March 19 (UPI) — President Donald Trump fired the FTC’s only two Democratic commissioners, prompting a hearing Wednesday on claims that they were terminated illegally.
Democrat FTC commissioners Alvaro Bedoya and Rebecca Kelly Slaughter alleged that Trump criminally terminated them as a White House official confirmed their dismissals but did not provide further details.
“I’m a commissioner at the Federal Trade Commission. The president just illegally fired me,” Bedoya wrote on X Tuesday, adding he’d be testifying Wednesday “before the Colorado Joint House and Senate Judiciary Committees and will have more to say then.”
Slaughter said in a statement that she was let go “because I have a voice,” and that Trump is afraid “of what I’ll tell the American people.”

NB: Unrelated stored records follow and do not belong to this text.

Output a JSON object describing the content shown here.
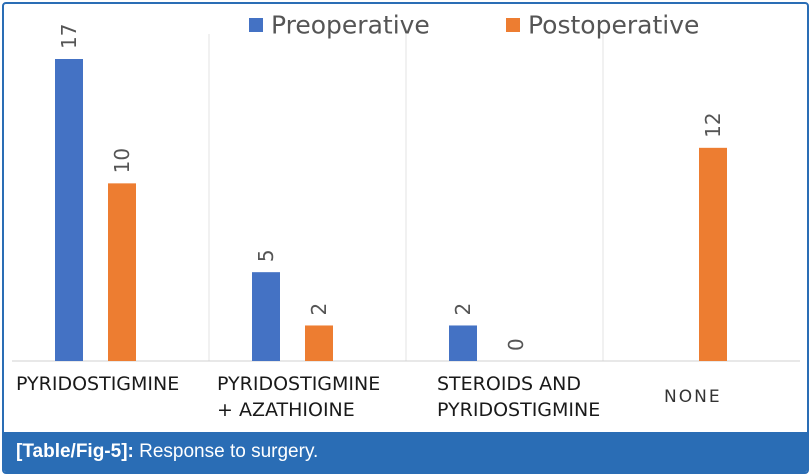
{
  "chart_data": {
    "type": "bar",
    "categories": [
      "PYRIDOSTIGMINE",
      "PYRIDOSTIGMINE\n+ AZATHIOINE",
      "STEROIDS AND\nPYRIDOSTIGMINE",
      "NONE"
    ],
    "series": [
      {
        "name": "Preoperative",
        "values": [
          17,
          5,
          2,
          null
        ],
        "color": "#4472c4"
      },
      {
        "name": "Postoperative",
        "values": [
          10,
          2,
          0,
          12
        ],
        "color": "#ed7d31"
      }
    ],
    "xlabel": "",
    "ylabel": "",
    "ylim": [
      0,
      17
    ],
    "grid": "vertical separators",
    "legend_position": "top"
  },
  "caption": {
    "ref": "[Table/Fig-5]:",
    "text": " Response to surgery."
  }
}
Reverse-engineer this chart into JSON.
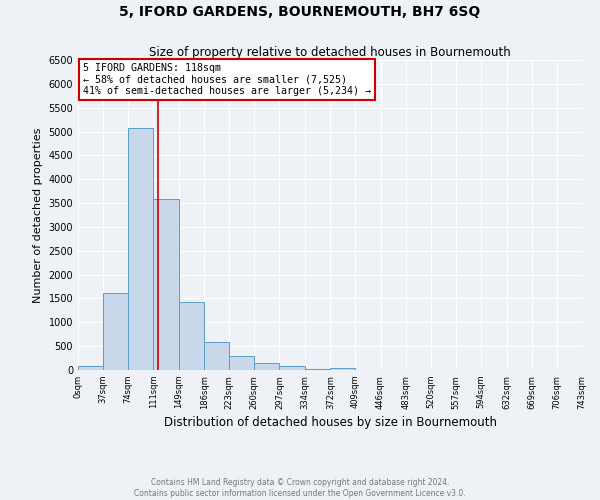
{
  "title": "5, IFORD GARDENS, BOURNEMOUTH, BH7 6SQ",
  "subtitle": "Size of property relative to detached houses in Bournemouth",
  "xlabel": "Distribution of detached houses by size in Bournemouth",
  "ylabel": "Number of detached properties",
  "bin_edges": [
    0,
    37,
    74,
    111,
    149,
    186,
    223,
    260,
    297,
    334,
    372,
    409,
    446,
    483,
    520,
    557,
    594,
    632,
    669,
    706,
    743
  ],
  "counts": [
    75,
    1625,
    5080,
    3580,
    1420,
    590,
    300,
    145,
    75,
    30,
    50,
    0,
    0,
    0,
    0,
    0,
    0,
    0,
    0,
    0
  ],
  "bar_color": "#c8d8ea",
  "bar_edge_color": "#5a9dc8",
  "red_line_x": 118,
  "annotation_title": "5 IFORD GARDENS: 118sqm",
  "annotation_line1": "← 58% of detached houses are smaller (7,525)",
  "annotation_line2": "41% of semi-detached houses are larger (5,234) →",
  "annotation_box_color": "#ffffff",
  "annotation_box_edge": "#cc0000",
  "red_line_color": "#cc0000",
  "ylim": [
    0,
    6500
  ],
  "yticks": [
    0,
    500,
    1000,
    1500,
    2000,
    2500,
    3000,
    3500,
    4000,
    4500,
    5000,
    5500,
    6000,
    6500
  ],
  "background_color": "#eef2f7",
  "grid_color": "#ffffff",
  "footer_line1": "Contains HM Land Registry data © Crown copyright and database right 2024.",
  "footer_line2": "Contains public sector information licensed under the Open Government Licence v3.0."
}
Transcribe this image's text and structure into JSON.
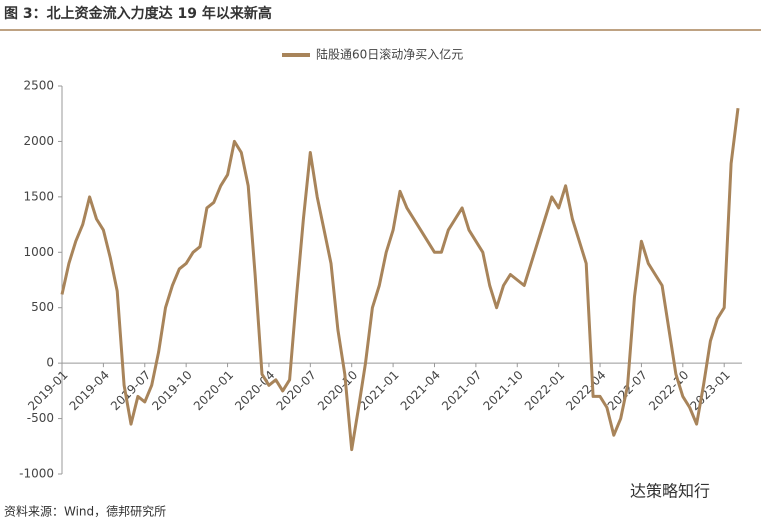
{
  "chart_data": {
    "type": "line",
    "title": "图 3：北上资金流入力度达 19 年以来新高",
    "source": "资料来源：Wind，德邦研究所",
    "watermark": "达策略知行",
    "categories": [
      "2019-01",
      null,
      null,
      null,
      null,
      null,
      "2019-04",
      null,
      null,
      null,
      null,
      null,
      "2019-07",
      null,
      null,
      null,
      null,
      null,
      "2019-10",
      null,
      null,
      null,
      null,
      null,
      "2020-01",
      null,
      null,
      null,
      null,
      null,
      "2020-04",
      null,
      null,
      null,
      null,
      null,
      "2020-07",
      null,
      null,
      null,
      null,
      null,
      "2020-10",
      null,
      null,
      null,
      null,
      null,
      "2021-01",
      null,
      null,
      null,
      null,
      null,
      "2021-04",
      null,
      null,
      null,
      null,
      null,
      "2021-07",
      null,
      null,
      null,
      null,
      null,
      "2021-10",
      null,
      null,
      null,
      null,
      null,
      "2022-01",
      null,
      null,
      null,
      null,
      null,
      "2022-04",
      null,
      null,
      null,
      null,
      null,
      "2022-07",
      null,
      null,
      null,
      null,
      null,
      "2022-10",
      null,
      null,
      null,
      null,
      null,
      "2023-01",
      null,
      null
    ],
    "series": [
      {
        "name": "陆股通60日滚动净买入亿元",
        "color": "#a8845a",
        "values": [
          620,
          900,
          1100,
          1250,
          1500,
          1300,
          1200,
          950,
          650,
          -200,
          -550,
          -300,
          -350,
          -200,
          100,
          500,
          700,
          850,
          900,
          1000,
          1050,
          1400,
          1450,
          1600,
          1700,
          2000,
          1900,
          1600,
          800,
          -100,
          -200,
          -150,
          -250,
          -150,
          600,
          1300,
          1900,
          1500,
          1200,
          900,
          300,
          -100,
          -780,
          -400,
          0,
          500,
          700,
          1000,
          1200,
          1550,
          1400,
          1300,
          1200,
          1100,
          1000,
          1000,
          1200,
          1300,
          1400,
          1200,
          1100,
          1000,
          700,
          500,
          700,
          800,
          750,
          700,
          900,
          1100,
          1300,
          1500,
          1400,
          1600,
          1300,
          1100,
          900,
          -300,
          -300,
          -400,
          -650,
          -500,
          -200,
          600,
          1100,
          900,
          800,
          700,
          300,
          -100,
          -300,
          -400,
          -550,
          -200,
          200,
          400,
          500,
          1800,
          2300
        ]
      }
    ],
    "ylim": [
      -1000,
      2500
    ],
    "yticks": [
      -1000,
      -500,
      0,
      500,
      1000,
      1500,
      2000,
      2500
    ],
    "grid": false,
    "legend": "top"
  }
}
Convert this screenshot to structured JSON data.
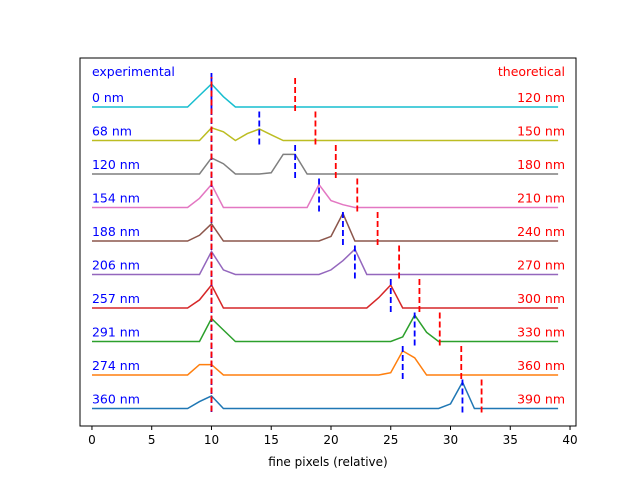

The FTC is an independent agency that protects consumers from shady business practices, and both Bedoya and Slaughter could only be dismissed from duty “by the president for inefficiency, neglect of duty, or malfeasance in office” as stated in the Humphrey’s Executor v. United States case decided by the U.S. Supreme Court in 1935.
“When Congress provides for the appointment of officers whose functions, like those of the Federal Trade Commissioners, are of Legislative and judicial quality, rather than executive and limits the grounds upon which they may be removed from office, the President has no constitutional power to remove them for reasons other than those so specified,” the case syllabus states.
However, Trump put out an executive order in February that insisted there is “no carve-out for so-called independent agencies” when it comes to executive power.
The order further decreed that regarding “so-called independent agencies” like the FTC “the president can now hold all federal agencies — not just Cabinet departments –responsible for their decisions.”
The board had been down a member when Trump arrived in office, leaving it deadlocked with Republicans Andrew Ferguson, who serves as chairperson, and Melissa Holyoak alongside Bedoya and Slaughter.
Trump has been trying to install a fifth member, Republican Mark Meador, but the U.S. Senate has yet to confirm him.
The boards can only feature three members from the same party, but with the expulsions of Bedoya and Slaughter, it is currently only a two-member, and all-Republican board.
Ferguson posted a statement to X Tuesday saying that Trump is “vested with all the power of the executive power in our government,” and that he has “no doubts about [Trump’s] constitutional authority to remove Commissioners,” before wishing “Slaughter and Bedoya well.”
Slaughter has since told reporters she plans to challenge the decision to fire her in court as well, that “We intend to fight this illegal attempt to fire us,” and “We are not going to go and we are certainly not going to go quietly.”